Les cellules excitables utilisent des canaux ioniques pour transformer une stimulation en signal électrique, permettant la communication rapide et efficace au sein du système nerveux et musculaire.

📖 2. Canaux ioniques types

🔑 Notions clés & Définitions

  • Canal ionique : protéine transmembranaire permettant le passage sélectif d’ions à travers la membrane plasmique, essentiel pour la génération du potentiel d’action.
  • Canal voltage-dépendant : s’ouvre ou se ferme en réponse à une variation du potentiel électrique de la membrane (ex : canaux sodiques voltage-dépendants).
  • Canal ligand-dépendant : s’ouvre ou se ferme sous l’action d’un ligand spécifique (ex : récepteurs nicotiniques pour l’acétylcholine).
  • Canal mécanique : s’ouvre en réponse à une déformation mécanique de la membrane (ex : canaux stretch).
  • Canal rectifiant : permet un flux ionique unidirectionnel ou préférentiel, souvent unidirectionnel, contribuant à la polarisation de la membrane.
  • Point à retenir : Les canaux ioniques sont fondamentaux pour la physiologie neuronale, contrôlant la perméabilité membranaire aux ions et la propagation des potentiels d’action.

📝 Points essentiels

  • Les canaux ioniques sont classés selon leur mode d’activation : voltage-dépendants, ligand-dépendants, ou mécano-dépendants.
  • La majorité des canaux sont sélectifs pour un ou plusieurs types d’ions (Na⁺, K⁺, Ca²⁺, Cl⁻).
  • Leur ouverture modifie le potentiel de membrane, permettant la dépolarisation ou l’hyperpolarisation, clés dans la transmission nerveuse.
  • La distribution et la densité des canaux varient selon les régions du neurone (corps cellulaire, dendrites, axone).
  • La cinétique d’ouverture/fermeture influence la durée et l’intensité du signal électrique.
  • La dysfonction ou la mutation des canaux ioniques peut entraîner des pathologies neurologiques (ex : épilepsie, sclérose latérale amyotrophique).

💡 À retenir

Les canaux ioniques, en régulant la perméabilité membranaire aux ions, sont essentiels pour la génération et la propagation des potentiels d’action, constituant la base électrique du fonctionnement neuronal.

📖 3. Potentiel d’action

🔑 Notions clés & Définitions

  • Potentiel de repos : différence de potentiel électrique maintenue par la membrane cellulaire lorsqu’elle n’est pas stimulée, généralement autour de -70 mV chez le neurone. Il résulte de la répartition inégale des ions (Na+, K+, Cl-, Ca2+) entre l’intérieur et l’extérieur de la cellule, maintenue par la pompe Na+/K+.
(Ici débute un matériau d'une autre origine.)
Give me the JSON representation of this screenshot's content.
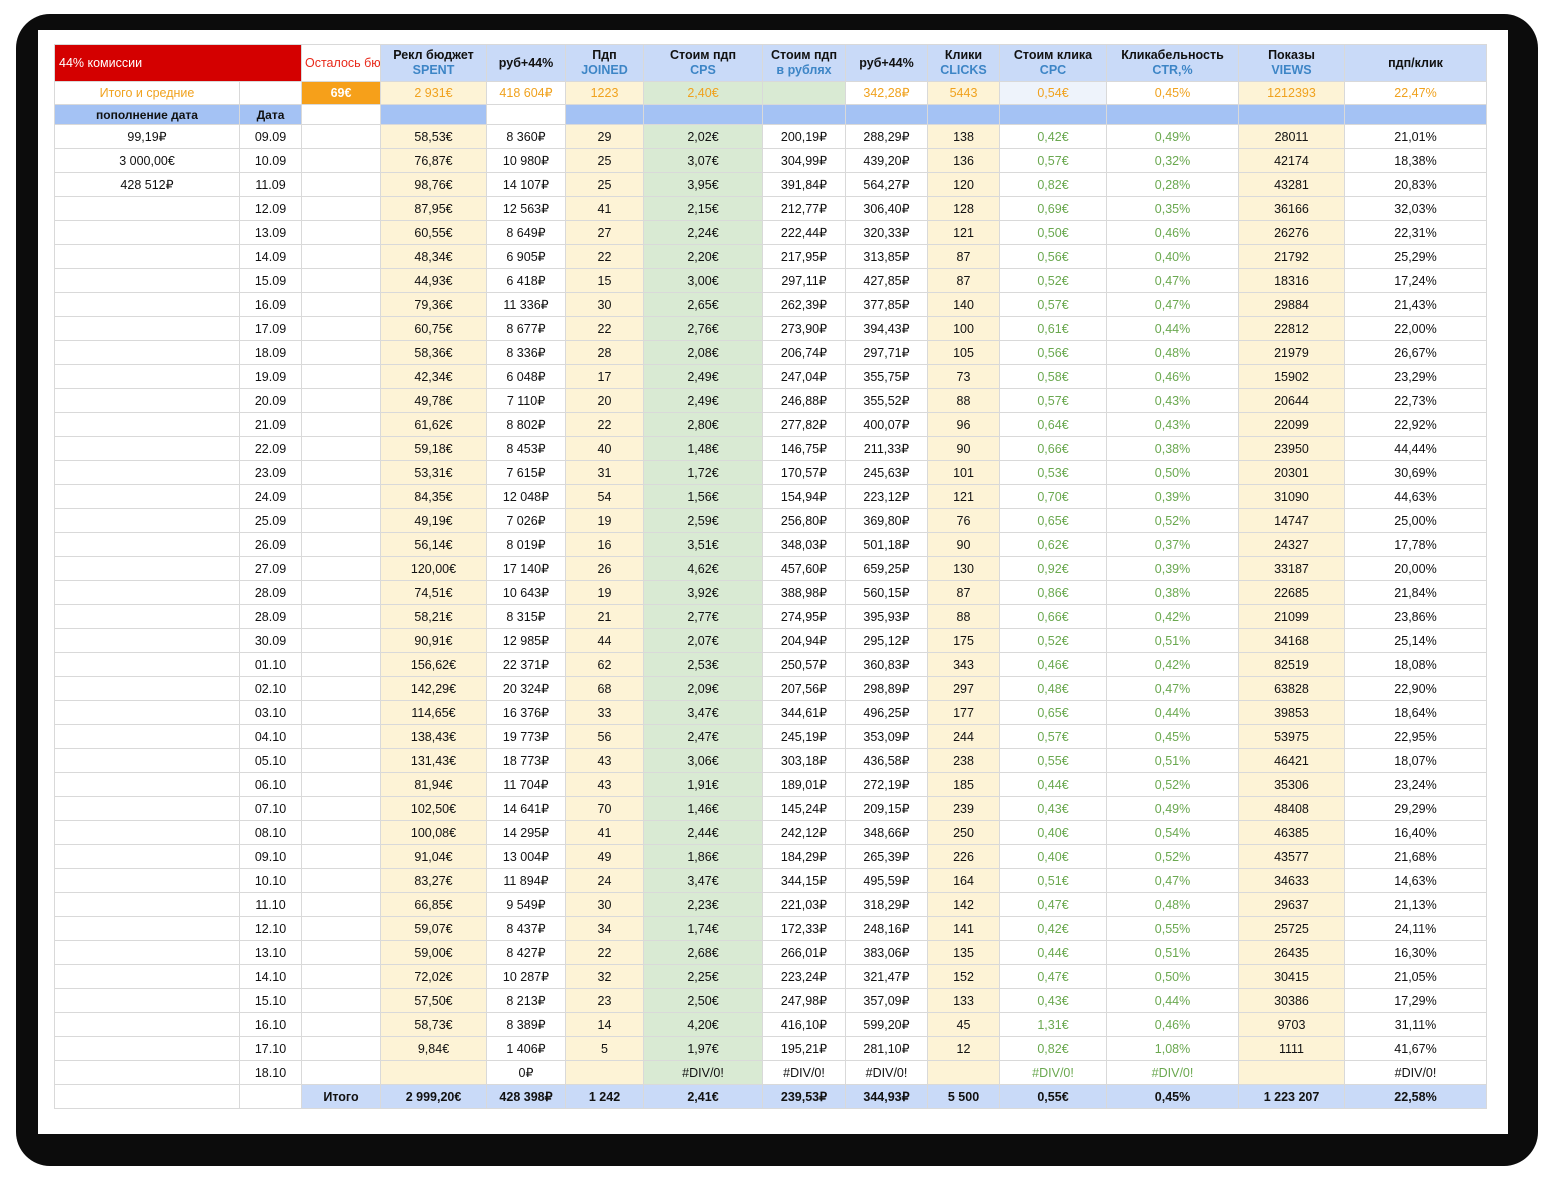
{
  "header": {
    "commission": "44% комиссии",
    "remain": "Осталось бюджета",
    "spent": {
      "ru": "Рекл бюджет",
      "en": "SPENT"
    },
    "rub44": "руб+44%",
    "joined": {
      "ru": "Пдп",
      "en": "JOINED"
    },
    "cps": {
      "ru": "Стоим пдп",
      "en": "CPS"
    },
    "cps_rub": {
      "ru": "Стоим пдп",
      "en": "в рублях"
    },
    "rub44b": "руб+44%",
    "clicks": {
      "ru": "Клики",
      "en": "CLICKS"
    },
    "cpc": {
      "ru": "Стоим клика",
      "en": "CPC"
    },
    "ctr": {
      "ru": "Кликабельность",
      "en": "CTR,%"
    },
    "views": {
      "ru": "Показы",
      "en": "VIEWS"
    },
    "per_click": "пдп/клик"
  },
  "totals_row": {
    "label": "Итого и средние",
    "remain": "69€",
    "spent": "2 931€",
    "rub44": "418 604₽",
    "joined": "1223",
    "cps": "2,40€",
    "cps_rub": "",
    "rub44b": "342,28₽",
    "clicks": "5443",
    "cpc": "0,54€",
    "ctr": "0,45%",
    "views": "1212393",
    "per_click": "22,47%"
  },
  "subheader": {
    "topup": "пополнение дата",
    "date": "Дата"
  },
  "topups": [
    "99,19₽",
    "3 000,00€",
    "428 512₽"
  ],
  "rows": [
    [
      "09.09",
      "58,53€",
      "8 360₽",
      "29",
      "2,02€",
      "200,19₽",
      "288,29₽",
      "138",
      "0,42€",
      "0,49%",
      "28011",
      "21,01%"
    ],
    [
      "10.09",
      "76,87€",
      "10 980₽",
      "25",
      "3,07€",
      "304,99₽",
      "439,20₽",
      "136",
      "0,57€",
      "0,32%",
      "42174",
      "18,38%"
    ],
    [
      "11.09",
      "98,76€",
      "14 107₽",
      "25",
      "3,95€",
      "391,84₽",
      "564,27₽",
      "120",
      "0,82€",
      "0,28%",
      "43281",
      "20,83%"
    ],
    [
      "12.09",
      "87,95€",
      "12 563₽",
      "41",
      "2,15€",
      "212,77₽",
      "306,40₽",
      "128",
      "0,69€",
      "0,35%",
      "36166",
      "32,03%"
    ],
    [
      "13.09",
      "60,55€",
      "8 649₽",
      "27",
      "2,24€",
      "222,44₽",
      "320,33₽",
      "121",
      "0,50€",
      "0,46%",
      "26276",
      "22,31%"
    ],
    [
      "14.09",
      "48,34€",
      "6 905₽",
      "22",
      "2,20€",
      "217,95₽",
      "313,85₽",
      "87",
      "0,56€",
      "0,40%",
      "21792",
      "25,29%"
    ],
    [
      "15.09",
      "44,93€",
      "6 418₽",
      "15",
      "3,00€",
      "297,11₽",
      "427,85₽",
      "87",
      "0,52€",
      "0,47%",
      "18316",
      "17,24%"
    ],
    [
      "16.09",
      "79,36€",
      "11 336₽",
      "30",
      "2,65€",
      "262,39₽",
      "377,85₽",
      "140",
      "0,57€",
      "0,47%",
      "29884",
      "21,43%"
    ],
    [
      "17.09",
      "60,75€",
      "8 677₽",
      "22",
      "2,76€",
      "273,90₽",
      "394,43₽",
      "100",
      "0,61€",
      "0,44%",
      "22812",
      "22,00%"
    ],
    [
      "18.09",
      "58,36€",
      "8 336₽",
      "28",
      "2,08€",
      "206,74₽",
      "297,71₽",
      "105",
      "0,56€",
      "0,48%",
      "21979",
      "26,67%"
    ],
    [
      "19.09",
      "42,34€",
      "6 048₽",
      "17",
      "2,49€",
      "247,04₽",
      "355,75₽",
      "73",
      "0,58€",
      "0,46%",
      "15902",
      "23,29%"
    ],
    [
      "20.09",
      "49,78€",
      "7 110₽",
      "20",
      "2,49€",
      "246,88₽",
      "355,52₽",
      "88",
      "0,57€",
      "0,43%",
      "20644",
      "22,73%"
    ],
    [
      "21.09",
      "61,62€",
      "8 802₽",
      "22",
      "2,80€",
      "277,82₽",
      "400,07₽",
      "96",
      "0,64€",
      "0,43%",
      "22099",
      "22,92%"
    ],
    [
      "22.09",
      "59,18€",
      "8 453₽",
      "40",
      "1,48€",
      "146,75₽",
      "211,33₽",
      "90",
      "0,66€",
      "0,38%",
      "23950",
      "44,44%"
    ],
    [
      "23.09",
      "53,31€",
      "7 615₽",
      "31",
      "1,72€",
      "170,57₽",
      "245,63₽",
      "101",
      "0,53€",
      "0,50%",
      "20301",
      "30,69%"
    ],
    [
      "24.09",
      "84,35€",
      "12 048₽",
      "54",
      "1,56€",
      "154,94₽",
      "223,12₽",
      "121",
      "0,70€",
      "0,39%",
      "31090",
      "44,63%"
    ],
    [
      "25.09",
      "49,19€",
      "7 026₽",
      "19",
      "2,59€",
      "256,80₽",
      "369,80₽",
      "76",
      "0,65€",
      "0,52%",
      "14747",
      "25,00%"
    ],
    [
      "26.09",
      "56,14€",
      "8 019₽",
      "16",
      "3,51€",
      "348,03₽",
      "501,18₽",
      "90",
      "0,62€",
      "0,37%",
      "24327",
      "17,78%"
    ],
    [
      "27.09",
      "120,00€",
      "17 140₽",
      "26",
      "4,62€",
      "457,60₽",
      "659,25₽",
      "130",
      "0,92€",
      "0,39%",
      "33187",
      "20,00%"
    ],
    [
      "28.09",
      "74,51€",
      "10 643₽",
      "19",
      "3,92€",
      "388,98₽",
      "560,15₽",
      "87",
      "0,86€",
      "0,38%",
      "22685",
      "21,84%"
    ],
    [
      "28.09",
      "58,21€",
      "8 315₽",
      "21",
      "2,77€",
      "274,95₽",
      "395,93₽",
      "88",
      "0,66€",
      "0,42%",
      "21099",
      "23,86%"
    ],
    [
      "30.09",
      "90,91€",
      "12 985₽",
      "44",
      "2,07€",
      "204,94₽",
      "295,12₽",
      "175",
      "0,52€",
      "0,51%",
      "34168",
      "25,14%"
    ],
    [
      "01.10",
      "156,62€",
      "22 371₽",
      "62",
      "2,53€",
      "250,57₽",
      "360,83₽",
      "343",
      "0,46€",
      "0,42%",
      "82519",
      "18,08%"
    ],
    [
      "02.10",
      "142,29€",
      "20 324₽",
      "68",
      "2,09€",
      "207,56₽",
      "298,89₽",
      "297",
      "0,48€",
      "0,47%",
      "63828",
      "22,90%"
    ],
    [
      "03.10",
      "114,65€",
      "16 376₽",
      "33",
      "3,47€",
      "344,61₽",
      "496,25₽",
      "177",
      "0,65€",
      "0,44%",
      "39853",
      "18,64%"
    ],
    [
      "04.10",
      "138,43€",
      "19 773₽",
      "56",
      "2,47€",
      "245,19₽",
      "353,09₽",
      "244",
      "0,57€",
      "0,45%",
      "53975",
      "22,95%"
    ],
    [
      "05.10",
      "131,43€",
      "18 773₽",
      "43",
      "3,06€",
      "303,18₽",
      "436,58₽",
      "238",
      "0,55€",
      "0,51%",
      "46421",
      "18,07%"
    ],
    [
      "06.10",
      "81,94€",
      "11 704₽",
      "43",
      "1,91€",
      "189,01₽",
      "272,19₽",
      "185",
      "0,44€",
      "0,52%",
      "35306",
      "23,24%"
    ],
    [
      "07.10",
      "102,50€",
      "14 641₽",
      "70",
      "1,46€",
      "145,24₽",
      "209,15₽",
      "239",
      "0,43€",
      "0,49%",
      "48408",
      "29,29%"
    ],
    [
      "08.10",
      "100,08€",
      "14 295₽",
      "41",
      "2,44€",
      "242,12₽",
      "348,66₽",
      "250",
      "0,40€",
      "0,54%",
      "46385",
      "16,40%"
    ],
    [
      "09.10",
      "91,04€",
      "13 004₽",
      "49",
      "1,86€",
      "184,29₽",
      "265,39₽",
      "226",
      "0,40€",
      "0,52%",
      "43577",
      "21,68%"
    ],
    [
      "10.10",
      "83,27€",
      "11 894₽",
      "24",
      "3,47€",
      "344,15₽",
      "495,59₽",
      "164",
      "0,51€",
      "0,47%",
      "34633",
      "14,63%"
    ],
    [
      "11.10",
      "66,85€",
      "9 549₽",
      "30",
      "2,23€",
      "221,03₽",
      "318,29₽",
      "142",
      "0,47€",
      "0,48%",
      "29637",
      "21,13%"
    ],
    [
      "12.10",
      "59,07€",
      "8 437₽",
      "34",
      "1,74€",
      "172,33₽",
      "248,16₽",
      "141",
      "0,42€",
      "0,55%",
      "25725",
      "24,11%"
    ],
    [
      "13.10",
      "59,00€",
      "8 427₽",
      "22",
      "2,68€",
      "266,01₽",
      "383,06₽",
      "135",
      "0,44€",
      "0,51%",
      "26435",
      "16,30%"
    ],
    [
      "14.10",
      "72,02€",
      "10 287₽",
      "32",
      "2,25€",
      "223,24₽",
      "321,47₽",
      "152",
      "0,47€",
      "0,50%",
      "30415",
      "21,05%"
    ],
    [
      "15.10",
      "57,50€",
      "8 213₽",
      "23",
      "2,50€",
      "247,98₽",
      "357,09₽",
      "133",
      "0,43€",
      "0,44%",
      "30386",
      "17,29%"
    ],
    [
      "16.10",
      "58,73€",
      "8 389₽",
      "14",
      "4,20€",
      "416,10₽",
      "599,20₽",
      "45",
      "1,31€",
      "0,46%",
      "9703",
      "31,11%"
    ],
    [
      "17.10",
      "9,84€",
      "1 406₽",
      "5",
      "1,97€",
      "195,21₽",
      "281,10₽",
      "12",
      "0,82€",
      "1,08%",
      "1111",
      "41,67%"
    ],
    [
      "18.10",
      "",
      "0₽",
      "",
      "#DIV/0!",
      "#DIV/0!",
      "#DIV/0!",
      "",
      "#DIV/0!",
      "#DIV/0!",
      "",
      "#DIV/0!"
    ]
  ],
  "footer": {
    "label": "Итого",
    "spent": "2 999,20€",
    "rub44": "428 398₽",
    "joined": "1 242",
    "cps": "2,41€",
    "cps_rub": "239,53₽",
    "rub44b": "344,93₽",
    "clicks": "5 500",
    "cpc": "0,55€",
    "ctr": "0,45%",
    "views": "1 223 207",
    "per_click": "22,58%"
  }
}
  • Potentiel d’action (PA) : dépolarisation brève et rapide de la membrane, permettant la transmission d’un signal électrique le long de l’axone. Il est caractérisé par une inversion du potentiel membranaire, passant d’environ -70 mV à +30 mV, puis un retour au potentiel de repos.

  • Canaux ioniques voltage-dépendants : protéines intégrées dans la membrane qui s’ouvrent ou se ferment en réponse aux variations du potentiel électrique, régulant le passage des ions (notamment Na+ et K+) et étant essentiels à la génération du PA.

  • Seuil d’excitation : valeur du potentiel membranaire (environ -55 mV) à laquelle un canal sodique voltage-dépendant s’ouvre, déclenchant le potentiel d’action.

  • Phase de dépolarisation : étape où l’ouverture des canaux sodiques provoque une entrée massive de Na+ dans la cellule, rendant le potentiel membranaire plus positif.

  • Phase de repolarisation : retour vers le potentiel de repos, due à la fermeture des canaux sodiques et à l’ouverture des canaux potassiques, permettant la sortie de K+.

📝 Points essentiels

  • Le PA est un phénomène tout ou rien : une fois le seuil atteint, il se déclenche de façon uniforme, indépendamment de l’intensité du stimulus, jusqu’à sa conduction le long de l’axone.

  • La propagation du PA est un processus de dépolarisation successive, grâce à l’ouverture séquentielle des canaux voltage-dépendants le long de l’axone.

  • La myélinisation de l’axone (gain de vitesse) permet la conduction saltatoire, où le PA "saute" d’un nœud de Ranvier à l’autre.

  • La période réfractaire absolue empêche la réinitialisation prématurée du PA, assurant la direction unidirectionnelle de la transmission.

  • La manipulation des canaux ioniques (pharmacologie, toxines) permet d’étudier ou d’intervenir sur la transmission nerveuse.

💡 À retenir

Le potentiel d’action est un signal électrique tout ou rien, généré par l’ouverture contrôlée de canaux ioniques, permettant la transmission rapide de l’information nerveuse le long des neurones.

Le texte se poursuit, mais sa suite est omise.